My now 8 year-old son has told me about a few different girls he has kissed, the first one being in Kindergarten.

I was seriously freaked at first, but looking back I kissed a boy or two in early grade school. Like a pp, I was much older before I kissed any others. I think when kids are real young, like ours are now, it's not a scary thing because it doesn't have the potential to lead to anything more (for MOST kids). I remember as I got into the upper grade school grades I would hardly look at boys because I knew more about sex and it was SCARY!


----------



## duckling (Feb 24, 2007)

I definitely remember getting kissed by a classmate during a playdate at his house. I was about 6 or 7 at the time. I remember being like "EEEEEWWWW, gross!" and didn't kiss a boy again. (Lo and behold, I turned out queer. My response may be an outlier.







)

I don't think it's anything to be worried about if it was just a kiss. I would, however, talk to your dd.
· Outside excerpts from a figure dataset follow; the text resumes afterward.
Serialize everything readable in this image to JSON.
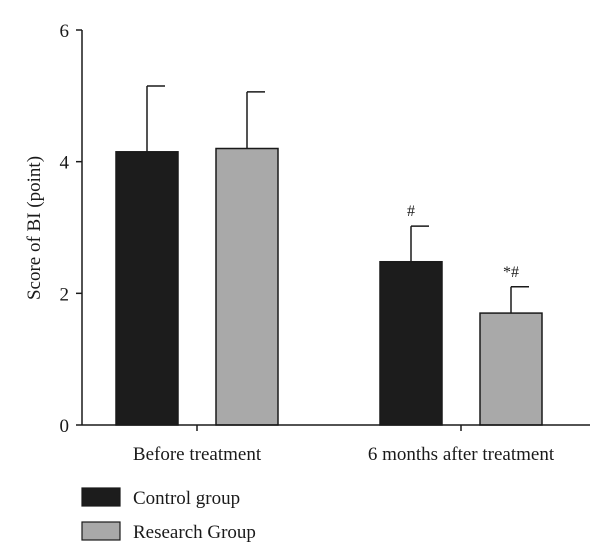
{
  "chart_data": {
    "type": "bar",
    "title": "",
    "xlabel": "",
    "ylabel": "Score of BI (point)",
    "ylim": [
      0,
      6
    ],
    "yticks": [
      0,
      2,
      4,
      6
    ],
    "grid": false,
    "legend_position": "bottom-left",
    "categories": [
      "Before treatment",
      "6 months after treatment"
    ],
    "series": [
      {
        "name": "Control group",
        "color": "#1c1c1c",
        "values": [
          4.15,
          2.48
        ],
        "errors": [
          1.0,
          0.54
        ],
        "annotations": [
          "",
          "#"
        ]
      },
      {
        "name": "Research Group",
        "color": "#a9a9a9",
        "values": [
          4.2,
          1.7
        ],
        "errors": [
          0.86,
          0.4
        ],
        "annotations": [
          "",
          "*#"
        ]
      }
    ]
  }
}
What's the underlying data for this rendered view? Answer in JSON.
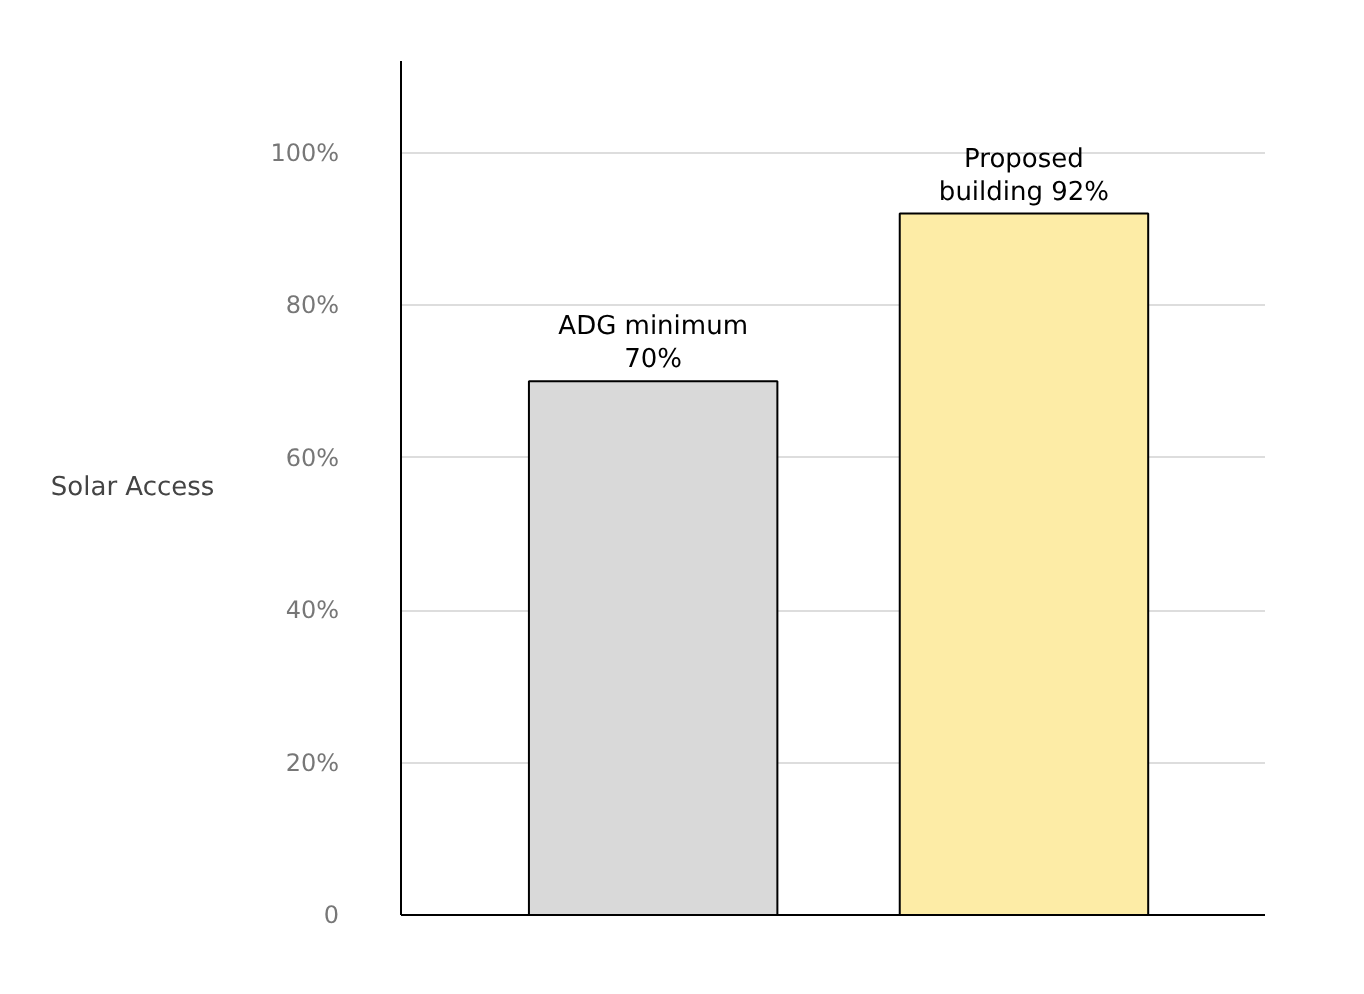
{
  "chart_data": {
    "type": "bar",
    "ylabel": "Solar Access",
    "categories": [
      null,
      null
    ],
    "values": [
      70,
      92
    ],
    "colors": [
      "#d9d9d9",
      "#fdeca6"
    ],
    "value_labels": [
      "ADG minimum\n70%",
      "Proposed\nbuilding 92%"
    ],
    "ylim": [
      0,
      112
    ],
    "yticks": [
      {
        "value": 0,
        "label": "0"
      },
      {
        "value": 20,
        "label": "20%"
      },
      {
        "value": 40,
        "label": "40%"
      },
      {
        "value": 60,
        "label": "60%"
      },
      {
        "value": 80,
        "label": "80%"
      },
      {
        "value": 100,
        "label": "100%"
      }
    ],
    "grid": "y"
  }
}
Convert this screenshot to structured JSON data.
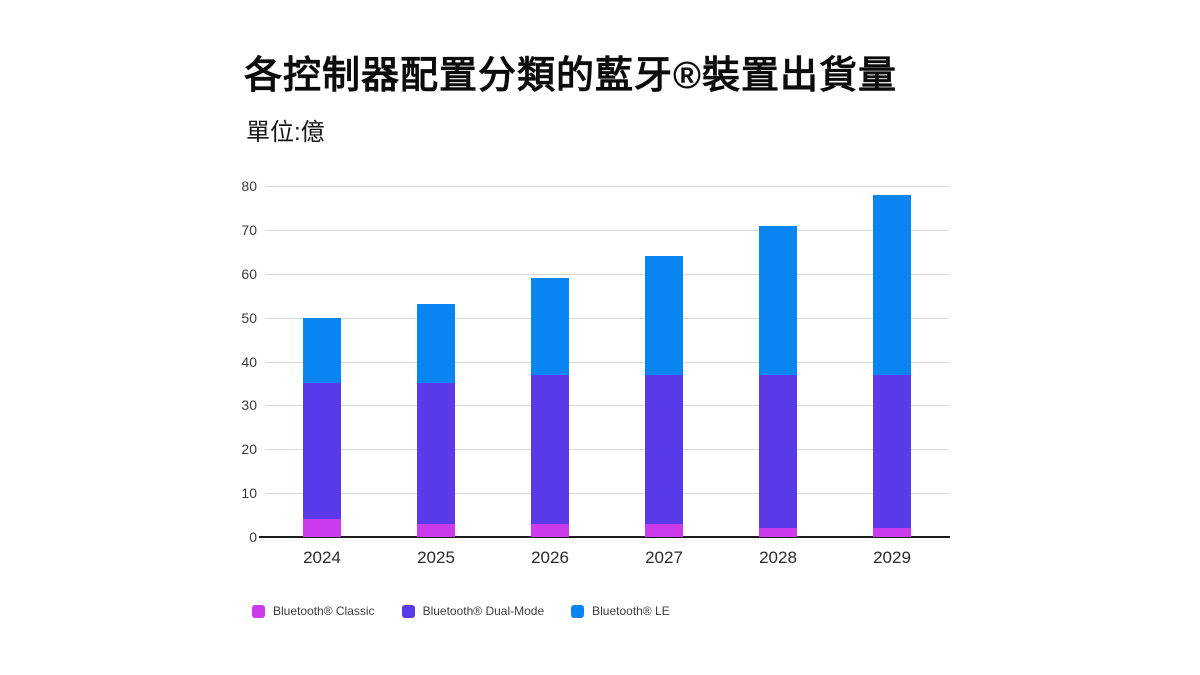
{
  "header": {
    "title": "各控制器配置分類的藍牙®裝置出貨量",
    "unit_label": "單位:億"
  },
  "chart_data": {
    "type": "bar",
    "stacked": true,
    "title": "各控制器配置分類的藍牙®裝置出貨量",
    "subtitle_unit": "單位:億",
    "categories": [
      "2024",
      "2025",
      "2026",
      "2027",
      "2028",
      "2029"
    ],
    "series": [
      {
        "name": "Bluetooth® Classic",
        "color": "#cb3beb",
        "values": [
          4,
          3,
          3,
          3,
          2,
          2
        ]
      },
      {
        "name": "Bluetooth® Dual-Mode",
        "color": "#5a39e9",
        "values": [
          31,
          32,
          34,
          34,
          35,
          35
        ]
      },
      {
        "name": "Bluetooth® LE",
        "color": "#0985f2",
        "values": [
          15,
          18,
          22,
          27,
          34,
          41
        ]
      }
    ],
    "stack_totals": [
      50,
      53,
      59,
      64,
      71,
      78
    ],
    "xlabel": "",
    "ylabel": "",
    "ylim": [
      0,
      80
    ],
    "yticks": [
      0,
      10,
      20,
      30,
      40,
      50,
      60,
      70,
      80
    ],
    "grid": true,
    "legend_position": "bottom"
  },
  "colors": {
    "background": "#ffffff",
    "gridline": "#d9d9d9",
    "axis_line": "#1c1c1c",
    "tick_text": "#3a3a3a",
    "title_text": "#0b0b0b"
  }
}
This could also be a segway into a conversation about personal space and appropriate v. inappropriate touching. I would certainly mention something about setting boundaries in an age-appropriate way.

Good luck!


----------



## formerluddite (Nov 16, 2006)

i've been hearing from dd1 (kindergarten) about how she and her best friend chase a boy, want to marry him, etc, for months. then last week i heard the scoop on who kisses whom at school (mary kisses john, jane kisses sam, etc.). it did seem to be the girls initiating most of it in her class.

and my best friend has many a time recalled how she and a boy used to hide behind the garbage cans at school and kiss, in 1st grade (1971).

so don't sweat it.


----------